ST. CLAIRSVILLE – New revelations in the ongoing case of a pair of Bridgeport Village Councilmen accused of double-dipping have the pair under investigation by the Ohio Ethics Commission.

That was disclosed during a pre-trial hearing Wednesday for Ben Lenz and Dave Smith before Belmont County Probate Court Judge J. Mark Costine. The pair are being sued by nine village residents.

Costine also ordered Belmont County Prosecutor Chris Berhalter to prosecute the case despite Berhalter previously sending the judge a letter that stated he didn’t think his office should prosecute the case, as the village did have a solicitor in Mark Thomas who is not a subject in the legal matter.

But Costine recused Thomas in late August and Wednesday told Berhalter to explain his stance to the court. After a meeting in Costine’s chambers, the judge ruled Berhalter must represent the plaintiffs.

Berhalter and J. Dean Carro, an attorney representing the defendants, both asked for another continuance until the Ohio Ethics Commission probe is completed.

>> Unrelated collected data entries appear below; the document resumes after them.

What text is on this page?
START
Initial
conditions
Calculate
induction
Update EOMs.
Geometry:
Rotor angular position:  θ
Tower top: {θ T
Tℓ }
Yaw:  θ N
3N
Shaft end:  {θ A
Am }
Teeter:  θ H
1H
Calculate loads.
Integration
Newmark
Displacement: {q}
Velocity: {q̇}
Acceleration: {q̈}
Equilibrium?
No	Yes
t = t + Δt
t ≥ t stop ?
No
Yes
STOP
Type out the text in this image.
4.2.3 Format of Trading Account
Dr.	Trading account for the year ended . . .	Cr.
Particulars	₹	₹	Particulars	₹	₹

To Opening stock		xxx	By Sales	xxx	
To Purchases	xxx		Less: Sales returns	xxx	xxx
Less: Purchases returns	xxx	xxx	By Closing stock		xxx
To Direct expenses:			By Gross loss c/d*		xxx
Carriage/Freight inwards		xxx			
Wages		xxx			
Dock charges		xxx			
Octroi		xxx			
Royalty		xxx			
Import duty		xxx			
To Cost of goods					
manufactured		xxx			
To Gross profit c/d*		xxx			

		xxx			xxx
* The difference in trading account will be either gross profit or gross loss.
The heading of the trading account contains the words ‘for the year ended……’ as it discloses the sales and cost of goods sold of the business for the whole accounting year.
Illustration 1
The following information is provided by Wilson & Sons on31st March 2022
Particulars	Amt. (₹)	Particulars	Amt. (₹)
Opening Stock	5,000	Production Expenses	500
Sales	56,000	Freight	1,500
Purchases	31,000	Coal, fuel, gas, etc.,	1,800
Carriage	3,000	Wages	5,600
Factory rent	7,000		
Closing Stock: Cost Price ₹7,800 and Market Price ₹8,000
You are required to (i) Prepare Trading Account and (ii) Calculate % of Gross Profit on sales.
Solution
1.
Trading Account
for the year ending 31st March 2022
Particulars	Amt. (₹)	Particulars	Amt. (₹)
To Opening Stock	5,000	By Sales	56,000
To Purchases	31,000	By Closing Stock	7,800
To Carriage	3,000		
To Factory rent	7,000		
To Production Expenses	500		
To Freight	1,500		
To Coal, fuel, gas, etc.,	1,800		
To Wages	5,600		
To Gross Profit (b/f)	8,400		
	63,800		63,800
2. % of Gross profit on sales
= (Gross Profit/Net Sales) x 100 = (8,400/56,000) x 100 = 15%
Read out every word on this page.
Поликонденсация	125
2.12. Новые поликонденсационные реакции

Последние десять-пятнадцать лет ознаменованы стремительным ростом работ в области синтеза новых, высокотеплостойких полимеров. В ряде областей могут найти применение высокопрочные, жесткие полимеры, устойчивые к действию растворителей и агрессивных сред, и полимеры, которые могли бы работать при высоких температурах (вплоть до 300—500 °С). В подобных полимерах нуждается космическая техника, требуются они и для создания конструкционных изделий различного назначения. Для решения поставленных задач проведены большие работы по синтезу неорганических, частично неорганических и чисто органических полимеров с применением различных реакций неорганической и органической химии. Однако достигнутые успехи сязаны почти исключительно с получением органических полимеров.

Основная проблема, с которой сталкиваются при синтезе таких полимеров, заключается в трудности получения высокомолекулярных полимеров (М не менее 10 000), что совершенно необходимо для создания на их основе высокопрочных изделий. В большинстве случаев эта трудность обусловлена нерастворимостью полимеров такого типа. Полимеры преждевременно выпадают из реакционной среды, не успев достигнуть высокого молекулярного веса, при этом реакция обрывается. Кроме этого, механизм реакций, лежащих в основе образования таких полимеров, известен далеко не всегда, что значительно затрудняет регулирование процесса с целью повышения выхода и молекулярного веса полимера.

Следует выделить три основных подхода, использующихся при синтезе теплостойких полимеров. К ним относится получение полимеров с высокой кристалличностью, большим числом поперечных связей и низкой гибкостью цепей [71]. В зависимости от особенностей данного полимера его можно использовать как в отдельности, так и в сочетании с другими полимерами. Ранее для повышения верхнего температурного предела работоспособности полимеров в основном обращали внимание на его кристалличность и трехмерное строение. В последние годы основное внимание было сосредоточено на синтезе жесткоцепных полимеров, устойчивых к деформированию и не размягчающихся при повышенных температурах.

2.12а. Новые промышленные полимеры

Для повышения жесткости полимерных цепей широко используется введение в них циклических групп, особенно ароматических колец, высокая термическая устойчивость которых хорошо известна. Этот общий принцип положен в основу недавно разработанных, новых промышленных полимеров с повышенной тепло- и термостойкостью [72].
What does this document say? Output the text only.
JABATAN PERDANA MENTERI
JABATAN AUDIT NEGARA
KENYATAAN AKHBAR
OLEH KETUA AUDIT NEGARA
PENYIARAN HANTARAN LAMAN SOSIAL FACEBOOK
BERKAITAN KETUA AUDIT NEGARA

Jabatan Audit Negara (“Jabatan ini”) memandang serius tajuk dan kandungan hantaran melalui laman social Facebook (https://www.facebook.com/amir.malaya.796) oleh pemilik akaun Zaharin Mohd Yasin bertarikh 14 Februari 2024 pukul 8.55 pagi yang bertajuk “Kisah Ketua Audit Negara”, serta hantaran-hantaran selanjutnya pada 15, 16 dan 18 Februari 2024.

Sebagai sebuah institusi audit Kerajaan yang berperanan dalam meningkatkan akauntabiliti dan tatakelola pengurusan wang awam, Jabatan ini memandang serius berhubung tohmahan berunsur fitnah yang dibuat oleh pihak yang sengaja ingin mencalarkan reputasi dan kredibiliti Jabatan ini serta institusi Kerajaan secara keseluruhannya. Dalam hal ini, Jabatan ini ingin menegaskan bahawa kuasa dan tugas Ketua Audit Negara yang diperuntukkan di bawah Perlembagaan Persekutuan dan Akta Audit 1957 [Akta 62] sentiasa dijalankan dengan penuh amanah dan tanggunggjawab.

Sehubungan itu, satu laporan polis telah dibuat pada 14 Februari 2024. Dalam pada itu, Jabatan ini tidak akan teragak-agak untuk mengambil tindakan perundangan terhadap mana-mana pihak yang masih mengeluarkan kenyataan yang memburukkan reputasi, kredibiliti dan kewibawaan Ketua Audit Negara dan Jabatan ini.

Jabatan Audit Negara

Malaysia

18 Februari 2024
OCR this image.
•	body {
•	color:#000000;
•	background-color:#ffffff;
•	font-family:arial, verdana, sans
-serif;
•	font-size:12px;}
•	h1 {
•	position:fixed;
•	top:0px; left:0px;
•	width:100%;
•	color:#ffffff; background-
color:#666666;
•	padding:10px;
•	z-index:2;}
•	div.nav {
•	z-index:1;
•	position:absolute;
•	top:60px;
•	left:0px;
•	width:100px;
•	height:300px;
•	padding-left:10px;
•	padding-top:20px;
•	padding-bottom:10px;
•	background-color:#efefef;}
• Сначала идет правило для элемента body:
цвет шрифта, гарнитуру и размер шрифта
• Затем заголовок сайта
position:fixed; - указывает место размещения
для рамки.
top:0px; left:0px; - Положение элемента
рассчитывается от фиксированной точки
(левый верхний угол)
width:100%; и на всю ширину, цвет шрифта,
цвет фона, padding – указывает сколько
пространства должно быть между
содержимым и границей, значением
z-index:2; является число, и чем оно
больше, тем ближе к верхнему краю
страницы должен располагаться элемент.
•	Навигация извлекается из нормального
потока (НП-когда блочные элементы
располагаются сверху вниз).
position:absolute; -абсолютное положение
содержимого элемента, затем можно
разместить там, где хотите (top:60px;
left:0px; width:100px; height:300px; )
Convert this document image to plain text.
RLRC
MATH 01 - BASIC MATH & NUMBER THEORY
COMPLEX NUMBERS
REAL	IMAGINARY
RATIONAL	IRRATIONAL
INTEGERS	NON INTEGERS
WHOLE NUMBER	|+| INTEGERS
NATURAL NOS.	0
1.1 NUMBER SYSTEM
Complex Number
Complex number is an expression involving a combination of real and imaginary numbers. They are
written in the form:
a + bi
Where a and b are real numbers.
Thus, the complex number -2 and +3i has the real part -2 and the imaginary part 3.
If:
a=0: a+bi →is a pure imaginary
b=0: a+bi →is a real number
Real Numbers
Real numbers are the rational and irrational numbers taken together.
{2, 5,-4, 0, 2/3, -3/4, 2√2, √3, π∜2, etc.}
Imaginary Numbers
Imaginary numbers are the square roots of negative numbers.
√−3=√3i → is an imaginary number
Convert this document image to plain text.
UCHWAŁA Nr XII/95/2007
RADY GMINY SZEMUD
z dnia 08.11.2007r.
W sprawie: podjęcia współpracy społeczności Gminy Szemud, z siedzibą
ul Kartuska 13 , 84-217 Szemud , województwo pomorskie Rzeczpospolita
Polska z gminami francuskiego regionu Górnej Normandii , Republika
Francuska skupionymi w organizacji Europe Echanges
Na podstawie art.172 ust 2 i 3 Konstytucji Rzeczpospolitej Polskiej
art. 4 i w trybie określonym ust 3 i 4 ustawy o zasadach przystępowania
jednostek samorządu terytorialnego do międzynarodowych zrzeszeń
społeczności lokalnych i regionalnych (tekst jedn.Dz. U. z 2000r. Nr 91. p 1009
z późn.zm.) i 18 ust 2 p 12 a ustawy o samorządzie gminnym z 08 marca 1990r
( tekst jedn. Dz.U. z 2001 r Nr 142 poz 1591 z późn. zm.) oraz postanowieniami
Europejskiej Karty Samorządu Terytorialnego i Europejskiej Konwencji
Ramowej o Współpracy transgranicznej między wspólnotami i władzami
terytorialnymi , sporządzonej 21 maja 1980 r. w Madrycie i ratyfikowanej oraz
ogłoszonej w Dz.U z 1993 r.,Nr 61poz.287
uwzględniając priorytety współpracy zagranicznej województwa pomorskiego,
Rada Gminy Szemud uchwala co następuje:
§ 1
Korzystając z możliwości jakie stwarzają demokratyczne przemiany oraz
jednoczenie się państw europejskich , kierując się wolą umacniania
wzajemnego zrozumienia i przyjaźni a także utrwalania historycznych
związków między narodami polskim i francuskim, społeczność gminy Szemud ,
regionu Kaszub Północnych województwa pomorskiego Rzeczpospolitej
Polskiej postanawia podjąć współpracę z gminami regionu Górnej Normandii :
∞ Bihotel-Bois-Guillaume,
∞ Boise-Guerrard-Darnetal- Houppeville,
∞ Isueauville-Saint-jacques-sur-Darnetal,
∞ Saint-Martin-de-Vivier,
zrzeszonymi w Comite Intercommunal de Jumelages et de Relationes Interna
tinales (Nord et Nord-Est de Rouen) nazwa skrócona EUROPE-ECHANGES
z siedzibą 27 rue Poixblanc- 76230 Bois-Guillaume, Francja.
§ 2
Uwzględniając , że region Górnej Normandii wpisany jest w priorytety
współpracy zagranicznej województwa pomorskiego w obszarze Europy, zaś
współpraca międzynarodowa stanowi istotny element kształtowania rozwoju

Costine granted the request.

In the meantime, the two councilmen will not be allowed to attend council meetings until at least their Oct. 2 trial date.

The lawsuit also alleges that Smith’s wife, Misty, also receives compensation through the Village of Bridgeport Fire Department.

The nine village residents named as plaintiffs in the suit are John Porter, Shirleann Murad, James J. Murad, Mikida J. Clegg, H. James Brubach, Chris Tarter, Diane K. Orum, Anna M. Gallagher and William E. Clegg.

Along with possibly being removed from their council seats, attorney Michael Shaheen, who is one of the attorneys representing the plaintiffs, said the accused, if found to be in violation of the law, could be ordered to pay financial restitution to the village, and also could be responsible for the plaintiffs’ legal fees.

A temporary restraining order and preliminary injunction, issued by Costine, preventing Smith and Lenz from participating in any undertaking associated with their position with village council, including, but not limited to, council meetings, committee meetings, and communications with village officials until the conclusion of the case, was also extended upon agreement by all attorneys involved, according to court documents.

The court, however, reserves jurisdiction to make further rulings on the TRO as may be necessary. The court also found that the village will not be irreparably harmed by the extension of the TRO and encourages village council and village officials to schedule council meetings and conduct the ordinary business, which was done Tuesday night.

Shaheen filed a four-page lawsuit nearly a month ago on the behalf of nine village residents against Smith and Lenz. Both Smith and Lenz are accused of hiring themselves in their capacities on council as EMTs through the village during their current terms.

According to Ohio Revised Code 705.12, a councilman is prohibited from being employed by the same entity and prohibited from having an interest “in the profits or emoluments of any contract, job, work, or service for the municipal corporation.”